I can read from a file fine by using:
f=csv.reader(open(matrixpath, "rU"),dialect='excel-tab')
However I now need to read the data from the blobstore using blobreader:
blob_key = ...
blobdata = blobstore.BlobReader(blob_key)
f=csv.reader(blobdata,dialect='excel-tab')
(I've uploaded a copy of the entire code that I'm having this issue with here)
Without the rU argument I get a new-line in unquoted field error:
Error: new-line character seen in unquoted field - do you need to open the file in universal-newline mode?
I would like to either fix my file so that I do not get this error, or emulate opening from the blobstore in a universal-newline mode?

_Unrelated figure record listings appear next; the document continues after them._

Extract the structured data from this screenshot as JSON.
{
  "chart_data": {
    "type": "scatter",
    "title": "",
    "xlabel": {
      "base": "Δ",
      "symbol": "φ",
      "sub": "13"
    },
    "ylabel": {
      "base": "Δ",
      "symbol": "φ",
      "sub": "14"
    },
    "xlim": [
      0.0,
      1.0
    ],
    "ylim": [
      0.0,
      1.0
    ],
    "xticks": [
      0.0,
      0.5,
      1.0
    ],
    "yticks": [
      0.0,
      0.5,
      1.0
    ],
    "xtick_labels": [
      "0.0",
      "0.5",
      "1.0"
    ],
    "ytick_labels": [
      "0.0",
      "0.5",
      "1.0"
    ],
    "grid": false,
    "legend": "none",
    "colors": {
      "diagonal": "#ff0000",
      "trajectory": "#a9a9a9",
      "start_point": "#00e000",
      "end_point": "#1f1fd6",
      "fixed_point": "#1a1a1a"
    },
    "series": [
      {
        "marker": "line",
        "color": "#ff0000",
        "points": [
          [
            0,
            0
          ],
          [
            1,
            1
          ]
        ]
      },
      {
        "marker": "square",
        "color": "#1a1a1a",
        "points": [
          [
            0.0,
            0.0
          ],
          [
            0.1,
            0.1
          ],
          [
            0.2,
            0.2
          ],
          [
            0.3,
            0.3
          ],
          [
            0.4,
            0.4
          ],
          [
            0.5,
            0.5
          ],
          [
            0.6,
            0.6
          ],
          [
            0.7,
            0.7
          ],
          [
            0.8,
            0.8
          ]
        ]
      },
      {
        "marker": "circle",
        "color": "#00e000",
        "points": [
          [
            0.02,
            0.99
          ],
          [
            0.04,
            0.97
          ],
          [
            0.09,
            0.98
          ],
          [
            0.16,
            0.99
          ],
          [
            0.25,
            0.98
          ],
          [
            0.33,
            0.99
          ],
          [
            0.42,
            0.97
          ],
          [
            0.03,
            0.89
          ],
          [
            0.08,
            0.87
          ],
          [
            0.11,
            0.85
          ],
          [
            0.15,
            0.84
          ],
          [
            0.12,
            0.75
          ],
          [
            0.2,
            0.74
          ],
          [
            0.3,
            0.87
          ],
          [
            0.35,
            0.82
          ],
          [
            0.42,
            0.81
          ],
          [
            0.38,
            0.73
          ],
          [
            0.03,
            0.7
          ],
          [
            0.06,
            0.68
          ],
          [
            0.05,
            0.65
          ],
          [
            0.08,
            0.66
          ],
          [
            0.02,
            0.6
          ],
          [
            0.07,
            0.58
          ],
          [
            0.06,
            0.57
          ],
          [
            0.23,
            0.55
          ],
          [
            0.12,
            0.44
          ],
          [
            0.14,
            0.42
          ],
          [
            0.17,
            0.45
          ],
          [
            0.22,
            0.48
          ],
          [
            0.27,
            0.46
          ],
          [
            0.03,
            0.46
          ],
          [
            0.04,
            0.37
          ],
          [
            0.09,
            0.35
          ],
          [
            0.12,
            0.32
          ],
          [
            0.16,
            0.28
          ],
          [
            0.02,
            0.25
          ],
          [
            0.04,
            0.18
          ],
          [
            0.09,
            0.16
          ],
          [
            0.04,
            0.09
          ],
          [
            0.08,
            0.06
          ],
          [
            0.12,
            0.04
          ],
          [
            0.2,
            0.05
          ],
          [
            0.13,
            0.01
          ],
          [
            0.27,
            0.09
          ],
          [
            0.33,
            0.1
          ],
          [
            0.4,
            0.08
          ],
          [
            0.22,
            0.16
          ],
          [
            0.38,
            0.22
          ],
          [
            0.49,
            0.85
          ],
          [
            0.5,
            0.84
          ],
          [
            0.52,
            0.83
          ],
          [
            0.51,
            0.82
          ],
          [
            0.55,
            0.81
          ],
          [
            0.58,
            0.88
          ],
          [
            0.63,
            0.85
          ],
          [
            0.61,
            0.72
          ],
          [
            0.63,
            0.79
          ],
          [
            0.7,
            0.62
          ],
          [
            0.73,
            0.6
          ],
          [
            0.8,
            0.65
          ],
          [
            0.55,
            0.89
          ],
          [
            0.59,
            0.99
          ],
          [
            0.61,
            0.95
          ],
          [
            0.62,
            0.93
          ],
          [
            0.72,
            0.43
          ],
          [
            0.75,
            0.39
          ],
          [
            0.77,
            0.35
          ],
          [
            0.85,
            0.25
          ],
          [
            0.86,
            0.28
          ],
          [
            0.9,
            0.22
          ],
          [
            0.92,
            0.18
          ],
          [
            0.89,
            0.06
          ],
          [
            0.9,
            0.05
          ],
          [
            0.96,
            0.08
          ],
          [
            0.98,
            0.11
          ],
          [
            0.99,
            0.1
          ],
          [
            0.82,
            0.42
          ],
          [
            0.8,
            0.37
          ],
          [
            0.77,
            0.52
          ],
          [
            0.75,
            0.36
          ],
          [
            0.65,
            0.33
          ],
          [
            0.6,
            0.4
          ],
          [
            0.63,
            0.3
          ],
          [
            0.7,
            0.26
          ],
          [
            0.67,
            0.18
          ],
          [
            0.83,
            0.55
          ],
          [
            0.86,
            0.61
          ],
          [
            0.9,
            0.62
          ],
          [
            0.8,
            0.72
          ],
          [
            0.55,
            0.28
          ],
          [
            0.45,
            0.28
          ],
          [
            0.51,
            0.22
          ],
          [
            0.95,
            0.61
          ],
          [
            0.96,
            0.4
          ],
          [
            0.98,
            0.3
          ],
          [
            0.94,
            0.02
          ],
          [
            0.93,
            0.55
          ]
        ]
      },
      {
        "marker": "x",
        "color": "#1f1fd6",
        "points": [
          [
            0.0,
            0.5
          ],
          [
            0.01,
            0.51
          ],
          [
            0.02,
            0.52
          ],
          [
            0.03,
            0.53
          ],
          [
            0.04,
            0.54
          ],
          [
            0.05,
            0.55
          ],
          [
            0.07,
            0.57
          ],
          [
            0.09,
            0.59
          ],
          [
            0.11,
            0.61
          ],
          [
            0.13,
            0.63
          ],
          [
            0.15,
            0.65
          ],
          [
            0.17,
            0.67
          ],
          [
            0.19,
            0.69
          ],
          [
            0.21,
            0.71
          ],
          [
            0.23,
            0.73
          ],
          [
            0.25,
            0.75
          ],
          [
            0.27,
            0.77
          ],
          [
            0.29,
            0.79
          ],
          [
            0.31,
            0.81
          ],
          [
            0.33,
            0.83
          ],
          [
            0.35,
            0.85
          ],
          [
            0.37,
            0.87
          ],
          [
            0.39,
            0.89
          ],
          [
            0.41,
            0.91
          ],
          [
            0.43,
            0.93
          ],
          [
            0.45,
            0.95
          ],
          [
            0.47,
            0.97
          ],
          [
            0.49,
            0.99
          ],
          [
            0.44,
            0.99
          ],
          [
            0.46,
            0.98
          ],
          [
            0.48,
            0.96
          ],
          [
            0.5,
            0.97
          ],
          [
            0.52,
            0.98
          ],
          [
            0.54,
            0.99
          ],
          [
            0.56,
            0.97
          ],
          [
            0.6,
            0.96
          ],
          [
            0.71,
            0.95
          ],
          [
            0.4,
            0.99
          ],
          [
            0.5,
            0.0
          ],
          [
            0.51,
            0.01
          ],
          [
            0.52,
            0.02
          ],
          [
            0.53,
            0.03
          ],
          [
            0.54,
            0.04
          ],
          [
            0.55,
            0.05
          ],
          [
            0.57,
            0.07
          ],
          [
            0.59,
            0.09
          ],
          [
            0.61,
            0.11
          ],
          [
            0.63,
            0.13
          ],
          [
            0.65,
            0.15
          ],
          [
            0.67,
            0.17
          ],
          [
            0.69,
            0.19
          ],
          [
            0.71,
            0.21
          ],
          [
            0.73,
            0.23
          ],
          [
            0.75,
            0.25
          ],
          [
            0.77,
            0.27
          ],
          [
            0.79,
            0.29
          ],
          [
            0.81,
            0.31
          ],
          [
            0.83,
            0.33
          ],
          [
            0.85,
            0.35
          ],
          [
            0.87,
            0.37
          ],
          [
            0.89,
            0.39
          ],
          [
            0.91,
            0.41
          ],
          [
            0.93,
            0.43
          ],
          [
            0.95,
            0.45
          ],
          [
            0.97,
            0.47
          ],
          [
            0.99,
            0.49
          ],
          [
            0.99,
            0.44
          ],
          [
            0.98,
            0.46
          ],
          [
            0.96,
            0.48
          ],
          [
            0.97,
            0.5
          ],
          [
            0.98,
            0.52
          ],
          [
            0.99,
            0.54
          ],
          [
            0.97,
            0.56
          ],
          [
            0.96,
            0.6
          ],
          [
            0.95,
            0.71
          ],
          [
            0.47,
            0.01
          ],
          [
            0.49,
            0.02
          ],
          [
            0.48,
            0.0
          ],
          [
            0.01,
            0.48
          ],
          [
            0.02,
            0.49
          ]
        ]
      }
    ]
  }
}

My file is around 20MB, and a cut down sample of it (that the script still fails on) can be found here.
如果你对这篇内容有疑问,欢迎到本站社区发帖提问 参与讨论,获取更多帮助,或者扫码二维码加入 Web 技术交流群。
绑定邮箱获取回复消息
由于您还没有绑定你的真实邮箱,如果其他用户或者作者回复了您的评论,将不能在第一时间通知您!
发布评论
评论(2)
我无法直接从示例文件重现该错误。你可以吗?
给定
blob = open('sample-file.tsv', 'rb').read()
:reader = csv.reader(blob, dialect='excel-tab' )
正如预期的那样,产生了无数个左右的单字节字段。替换
StringIO.StringIO(blob)
或blob.splitlines()
会生成 50 行,每行约 10000 列......似乎工作正常。除非您显示 (1) 您的 blob 上传代码(以及相关文档的 URL)(2) 您在 GAE 上遇到错误的代码,否则似乎无法提供进一步的帮助。
I cannot reproduce the error directly from the sample file. Can you?
Given
blob = open('sample-file.tsv', 'rb').read()
:reader = csv.reader(blob, dialect='excel-tab')
produces a zillion or so one-byte fields, as expected.Substituting
StringIO.StringIO(blob)
orblob.splitlines()
produces 50 rows each with about 10000 columns ... appears to be working correctly.Unless you show (1) your blob uploading code (and URL of relevant docs) (2) your code that is getting the error on GAE, further assistance doesn't appear to be possible.
从上传并解析csv 文件在 Google App Engine 上的 python 中带有“通用换行符” ,以下答案对我有用:
csv.reader(blob.open.read().splitlines())
读取GNU/Linux 上的 mac 格式的 csv 文件。
From Upload and parse csv file with "universal newline" in python on Google App Engine , the following answer worked for me:
csv.reader(blob.open.read().splitlines())
to read a mac formatted csv file on GNU/Linux.